If I understand it correctly, adjustments would be needed on the side of the Home Assistant integration and plugin. Correct?
I guess you would have to refresh your user permissions, too, but you are correct, see: https://forum.opnsense.org/index.php?msg=242934
If the API permission matches:
https://github.com/opnsense/core/blob/b543665bea3e0b85e8d00f3193bd854f16d23f25/src/opnsense/mvc/app/models/OPNsense/Core/ACL/ACL.xml#L23
Then the call to the API must also be that exact pattern.

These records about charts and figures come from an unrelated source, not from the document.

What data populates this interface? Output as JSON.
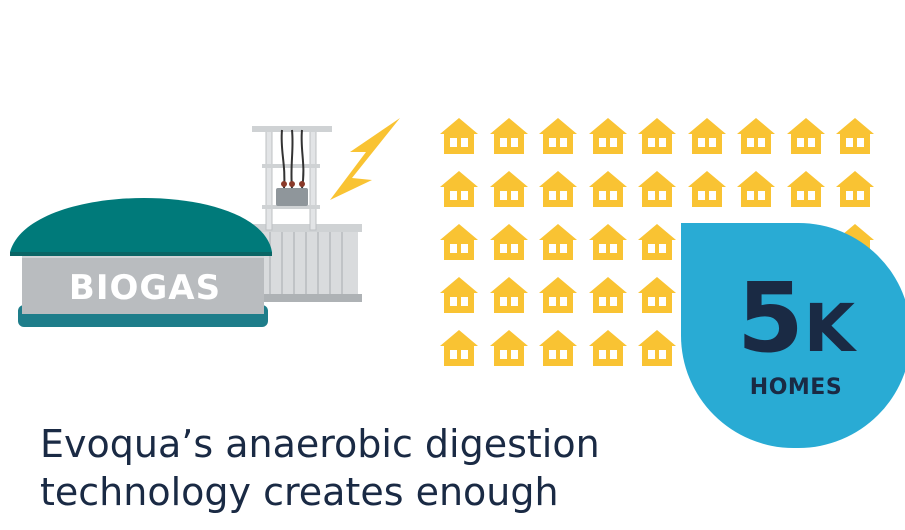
{
  "digester": {
    "label": "BIOGAS"
  },
  "homes": {
    "rows": 5,
    "cols": 9,
    "icon": "house-icon",
    "color": "#f9c333"
  },
  "badge": {
    "number": "5",
    "suffix": "K",
    "caption": "HOMES",
    "color": "#29abd4"
  },
  "description": {
    "line1": "Evoqua’s anaerobic digestion",
    "line2": "technology creates enough"
  },
  "colors": {
    "lightning": "#f9c333",
    "dome": "#007a7a",
    "tank": "#b9bcbf",
    "text": "#1a2a44"
  }
}
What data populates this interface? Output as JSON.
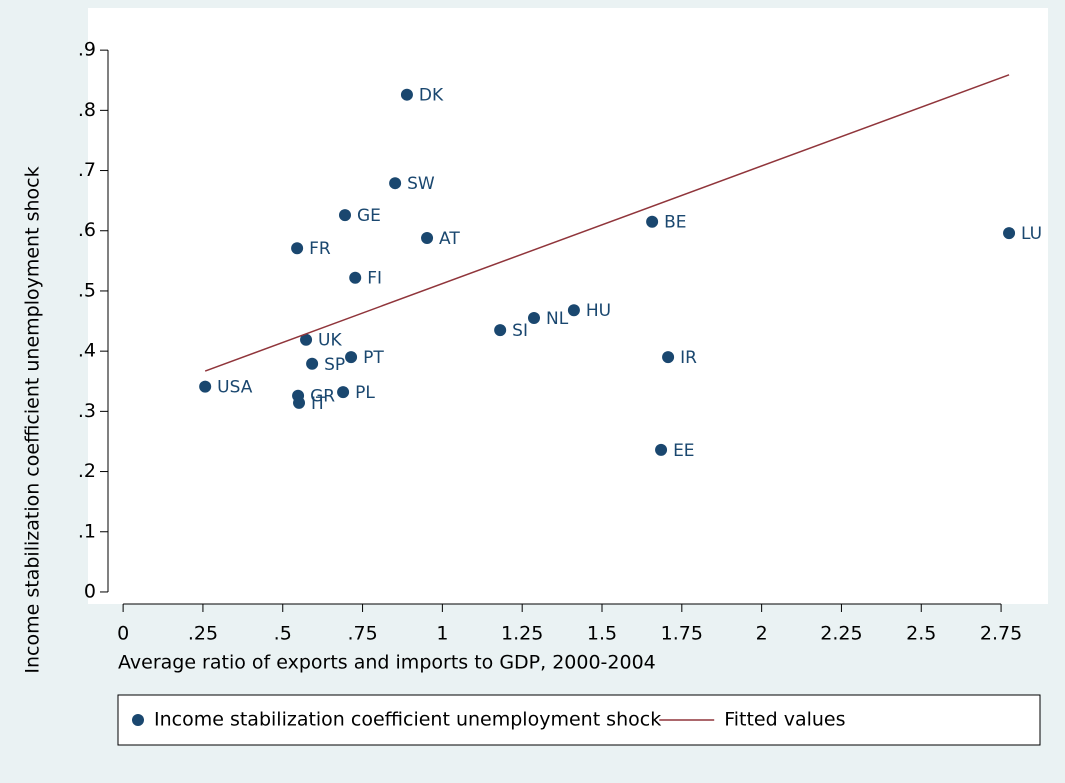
{
  "chart_data": {
    "type": "scatter",
    "x_label": "Average ratio of exports and imports to GDP, 2000-2004",
    "y_label": "Income stabilization coefficient unemployment shock",
    "xlim": [
      -0.11,
      2.897
    ],
    "ylim": [
      -0.02,
      0.97
    ],
    "xticks": [
      0,
      {
        "value": 0.25,
        "label": ".25"
      },
      {
        "value": 0.5,
        "label": ".5"
      },
      {
        "value": 0.75,
        "label": ".75"
      },
      1,
      1.25,
      1.5,
      1.75,
      2,
      2.25,
      2.5,
      2.75
    ],
    "yticks": [
      0,
      {
        "value": 0.1,
        "label": ".1"
      },
      {
        "value": 0.2,
        "label": ".2"
      },
      {
        "value": 0.3,
        "label": ".3"
      },
      {
        "value": 0.4,
        "label": ".4"
      },
      {
        "value": 0.5,
        "label": ".5"
      },
      {
        "value": 0.6,
        "label": ".6"
      },
      {
        "value": 0.7,
        "label": ".7"
      },
      {
        "value": 0.8,
        "label": ".8"
      },
      {
        "value": 0.9,
        "label": ".9"
      }
    ],
    "grid": false,
    "series": [
      {
        "name": "Income stabilization coefficient unemployment shock",
        "type": "scatter",
        "color": "#1a476f",
        "point_labels": [
          "DK",
          "SW",
          "GE",
          "AT",
          "FR",
          "FI",
          "BE",
          "LU",
          "HU",
          "NL",
          "SI",
          "UK",
          "PT",
          "SP",
          "IR",
          "USA",
          "GR",
          "PL",
          "IT",
          "EE"
        ],
        "x": [
          0.889,
          0.852,
          0.695,
          0.952,
          0.545,
          0.727,
          1.657,
          2.775,
          1.412,
          1.287,
          1.181,
          0.573,
          0.714,
          0.592,
          1.707,
          0.257,
          0.548,
          0.689,
          0.551,
          1.685
        ],
        "values": [
          0.826,
          0.679,
          0.626,
          0.588,
          0.571,
          0.522,
          0.615,
          0.596,
          0.468,
          0.455,
          0.435,
          0.419,
          0.39,
          0.379,
          0.39,
          0.341,
          0.326,
          0.332,
          0.314,
          0.236
        ]
      },
      {
        "name": "Fitted values",
        "type": "line",
        "color": "#90353b",
        "x": [
          0.257,
          2.775
        ],
        "values": [
          0.367,
          0.859
        ]
      }
    ]
  }
}
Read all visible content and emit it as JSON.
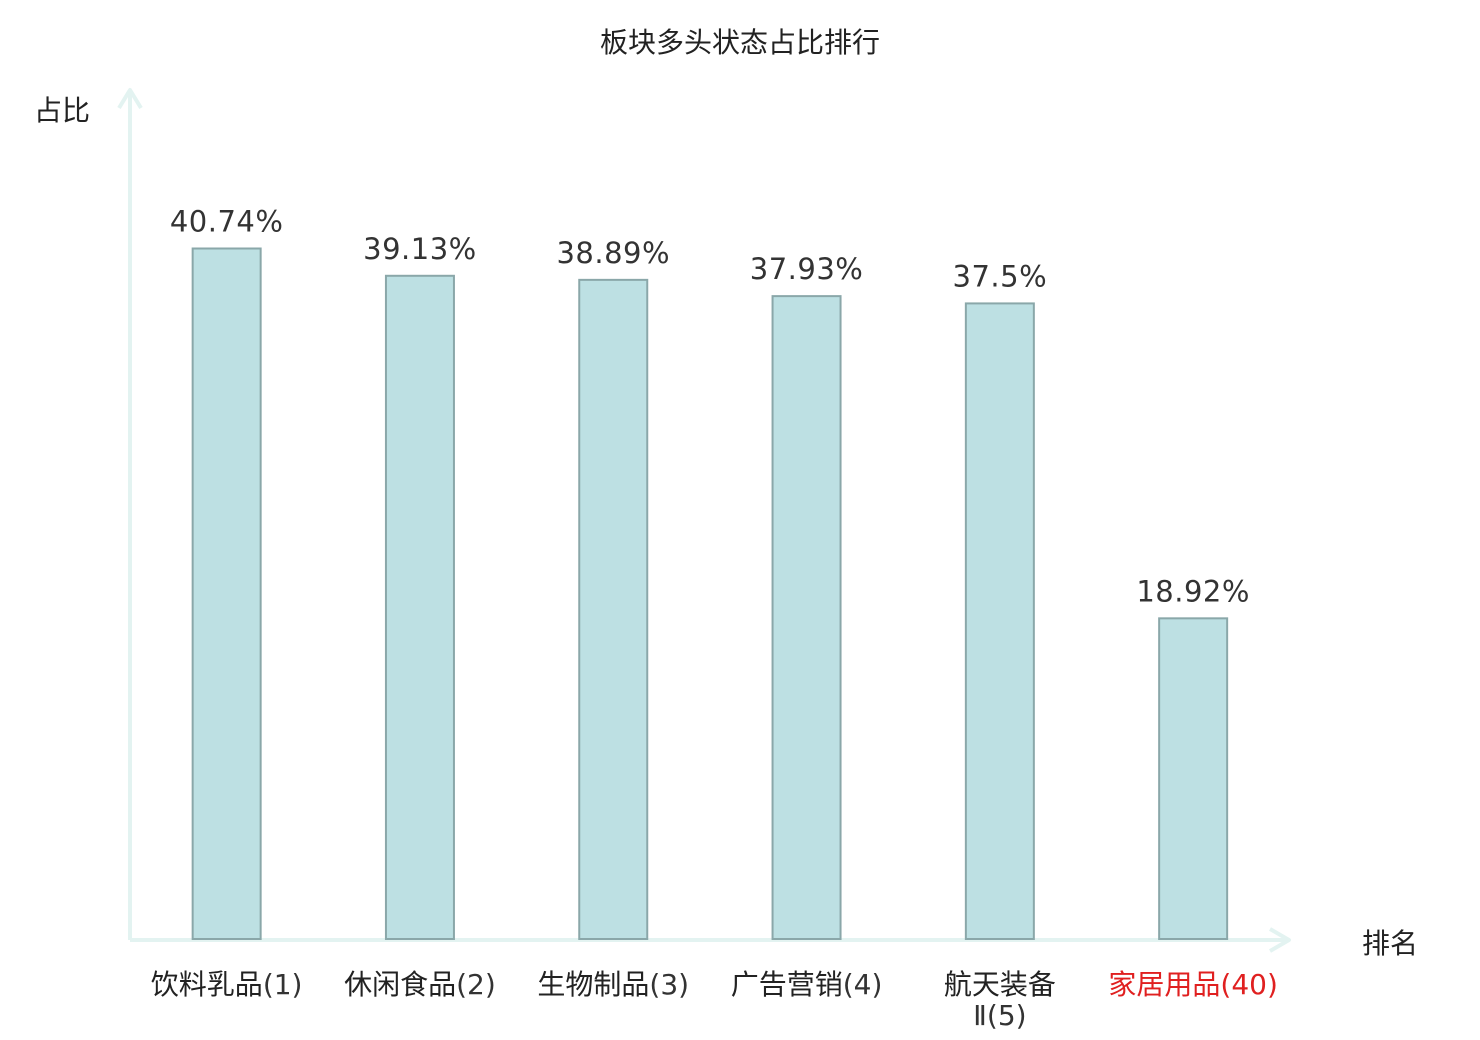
{
  "chart_data": {
    "type": "bar",
    "title": "板块多头状态占比排行",
    "xlabel": "排名",
    "ylabel": "占比",
    "categories": [
      {
        "name": "饮料乳品",
        "rank": "(1)",
        "highlight": false
      },
      {
        "name": "休闲食品",
        "rank": "(2)",
        "highlight": false
      },
      {
        "name": "生物制品",
        "rank": "(3)",
        "highlight": false
      },
      {
        "name": "广告营销",
        "rank": "(4)",
        "highlight": false
      },
      {
        "name": "航天装备",
        "rank": "Ⅱ(5)",
        "highlight": false
      },
      {
        "name": "家居用品",
        "rank": "(40)",
        "highlight": true
      }
    ],
    "values": [
      40.74,
      39.13,
      38.89,
      37.93,
      37.5,
      18.92
    ],
    "value_labels": [
      "40.74%",
      "39.13%",
      "38.89%",
      "37.93%",
      "37.5%",
      "18.92%"
    ],
    "ylim": [
      0,
      45
    ],
    "grid": false,
    "colors": {
      "bar_fill": "#bde0e3",
      "bar_stroke": "#8aa7a9",
      "axis": "#e3f3f1",
      "text": "#222222",
      "value_text": "#333333",
      "highlight": "#e02020"
    }
  }
}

That is not the problem, Cedrik. I noticed the same thing with my reboot user where I thought that the URL had not changed: When you have a user that has limited permissions, it can happen that after the upgrade, those seem to be out of sync.
I suspect this to be because of snake_case changes, but frankly, IDK. Once I edited that user, giving the same permissions as before and saved again, my permission problem went away.
Oh, and BTW: yes, the URIs in those log entries have changed because of snake_case, too. E.g.:
/api/diagnostics/system/systemInformation is now /api/diagnostics/system/system_information
So, the HA integration has to be adapted.
That is what I said. :O
Thanks, @meyergru and @Monviech (Cedrik). The issues have been resolved with v0.4.5 of the OPNsense integration "hass-opnsense".